In the ever-evolving world of investing, clarity and discipline can make the difference between meeting your goals and missing the mark. Enter the Investment Policy Statement (IPS)—a formal, tailored document that’s fast becoming a must-have for Australian investors of all stripes in 2025. Whether you’re managing your own share portfolio, steering a self-managed super fund (SMSF), or simply aiming to stay on track amid market volatility, an IPS is the financial compass you didn’t know you needed.
What Is an Investment Policy Statement (IPS)?
Think of an IPS as your investment playbook. It sets out your objectives, risk appetite, preferred asset allocation, and the rules that guide your investment decisions. Traditionally, the IPS was the domain of institutional funds and high-net-worth investors. But in 2025, with tighter ASIC guidance on investor documentation and the growing popularity of DIY investing, more Australians are seeing the value in putting their strategy on paper.
- Personalised Goals: An IPS articulates your unique financial targets—whether it’s building a house deposit, funding retirement, or growing generational wealth.
- Risk Management: By defining your risk tolerance, you can avoid knee-jerk reactions to market swings (and the regret that often follows).
- Accountability: A written plan gives you a reference point for every investment decision—no more flying blind.
In 2025, with more Australians managing their own investments through SMSFs and online brokers, ASIC and the ATO have both emphasised the importance of formalised investment strategies. For SMSFs, an IPS isn’t just best practice—it’s a compliance expectation.
Key Components of a 2025-Ready IPS
While there’s no one-size-fits-all template, a robust IPS for Australian investors in 2025 generally covers:
- Statement of Purpose: Why are you investing? Clarify your time horizon, income needs, and end goals.
- Investment Objectives: What annual return are you targeting? How much volatility can you stomach?
- Asset Allocation: Set target ranges for shares, fixed income, property, alternatives, and cash. The recent rise of green investments and digital assets means these categories may look different in 2025 than in years past.
- Liquidity Requirements: Do you need access to funds for major expenses? How much of your portfolio should remain liquid?
- Ethical or ESG Guidelines: With 2025’s expanded sustainable investing options, many Australians are integrating ethical screens or net-zero targets directly into their IPS.

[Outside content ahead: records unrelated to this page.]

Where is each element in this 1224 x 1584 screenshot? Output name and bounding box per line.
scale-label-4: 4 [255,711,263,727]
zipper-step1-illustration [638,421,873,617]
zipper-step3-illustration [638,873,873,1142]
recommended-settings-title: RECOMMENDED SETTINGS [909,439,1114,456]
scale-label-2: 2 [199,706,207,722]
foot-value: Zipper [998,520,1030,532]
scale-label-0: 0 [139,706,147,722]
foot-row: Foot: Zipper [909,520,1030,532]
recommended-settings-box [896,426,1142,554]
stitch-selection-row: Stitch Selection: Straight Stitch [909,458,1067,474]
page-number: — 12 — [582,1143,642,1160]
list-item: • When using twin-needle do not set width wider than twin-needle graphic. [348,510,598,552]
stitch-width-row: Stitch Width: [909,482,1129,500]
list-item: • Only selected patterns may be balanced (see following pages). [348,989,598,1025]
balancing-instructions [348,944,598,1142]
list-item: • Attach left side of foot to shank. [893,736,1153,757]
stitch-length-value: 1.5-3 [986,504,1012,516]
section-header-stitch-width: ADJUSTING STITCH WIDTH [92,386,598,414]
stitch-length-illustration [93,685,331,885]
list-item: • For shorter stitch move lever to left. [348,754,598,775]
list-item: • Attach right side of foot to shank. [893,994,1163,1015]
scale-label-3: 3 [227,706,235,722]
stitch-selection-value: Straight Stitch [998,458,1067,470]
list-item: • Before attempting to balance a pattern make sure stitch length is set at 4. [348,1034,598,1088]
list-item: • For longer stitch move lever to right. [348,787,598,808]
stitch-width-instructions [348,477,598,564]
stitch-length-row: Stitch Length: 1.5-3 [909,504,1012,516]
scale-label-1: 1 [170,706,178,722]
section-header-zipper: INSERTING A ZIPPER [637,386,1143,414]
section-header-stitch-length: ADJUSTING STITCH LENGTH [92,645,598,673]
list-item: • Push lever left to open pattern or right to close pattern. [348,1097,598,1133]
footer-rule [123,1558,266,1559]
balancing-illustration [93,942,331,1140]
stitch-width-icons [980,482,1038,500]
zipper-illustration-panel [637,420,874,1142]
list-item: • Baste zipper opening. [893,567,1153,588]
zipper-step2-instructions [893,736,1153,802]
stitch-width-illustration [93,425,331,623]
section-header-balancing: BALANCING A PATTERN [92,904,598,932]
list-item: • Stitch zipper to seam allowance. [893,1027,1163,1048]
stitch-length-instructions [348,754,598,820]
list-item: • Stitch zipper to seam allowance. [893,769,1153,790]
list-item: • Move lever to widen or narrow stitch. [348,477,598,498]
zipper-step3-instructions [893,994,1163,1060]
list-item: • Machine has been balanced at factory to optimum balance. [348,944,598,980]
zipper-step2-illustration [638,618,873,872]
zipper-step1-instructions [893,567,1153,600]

- Rebalancing Policy: How often will you review and adjust allocations? Set clear triggers—such as a +/-5% deviation from targets.
- Restrictions: Are there asset types or sectors you wish to avoid (e.g., fossil fuels, gambling, high-risk crypto)?
- Roles and Responsibilities: Who’s in charge of implementing and monitoring the IPS—just you, or with a financial adviser?
Importantly, in 2025, digital tools like portfolio trackers and AI-driven dashboards can help automate IPS monitoring, making it easier to stick to your plan without endless spreadsheets.
Real-World Examples: How an IPS Makes a Difference
Let’s bring this to life with two contrasting scenarios:
- Case 1: The SMSF Trustees
A couple running an SMSF wants to diversify into commercial property and green bonds. Their IPS outlines a 60/30/10 split between shares, fixed income, and alternatives, with a strict ESG filter. When the 2025 property downturn hits, they avoid panic-selling, because their IPS stipulates a three-year horizon for property assets and regular reviews rather than emotional reactions. - Case 2: The Young Investor
Jess, 28, starts investing in ETFs with a focus on tech and Australian shares. Her IPS caps individual sector exposure at 30% and commits her to quarterly rebalancing. When tech stocks tumble in early 2025, she sticks to her plan, avoids rash sales, and buys more at lower prices, in line with her pre-agreed rules.
In both cases, the IPS isn’t just a document—it’s a behavioural guardrail. It helps investors dodge the emotional traps that often undermine long-term returns.
2025 Policy Trends: Why IPS Matters More Than Ever
This year has brought several shifts that make an IPS even more relevant:
- ASIC’s Focus on Documentation: Recent enforcement actions have highlighted the need for clear, written strategies—especially for SMSFs and advisers managing client money.
- Climate and ESG Disclosure: With Australia’s new climate-related financial disclosure regime taking effect, investors are expected to demonstrate how they consider environmental risks in their portfolios. An IPS is a practical way to document these considerations.
- Increased Volatility: Geopolitical tensions and rapid interest rate moves have made markets more unpredictable. A written IPS helps investors stay disciplined when headlines get noisy.
How to Get Started on Your IPS
- Define your personal or family goals—be specific and realistic.
- Assess your risk tolerance honestly (there are free tools and quizzes from ASIC’s Moneysmart to help).
- Draft your desired asset allocation—don’t forget to include new asset classes if relevant.
- Decide on your review frequency—annual, semi-annual, or triggered by major life events.
- Put it in writing and revisit it regularly. Life changes, and so should your IPS.
For investors working with a professional adviser, bring your IPS to every review meeting—it keeps everyone accountable and focused on your unique goals, not just market noise.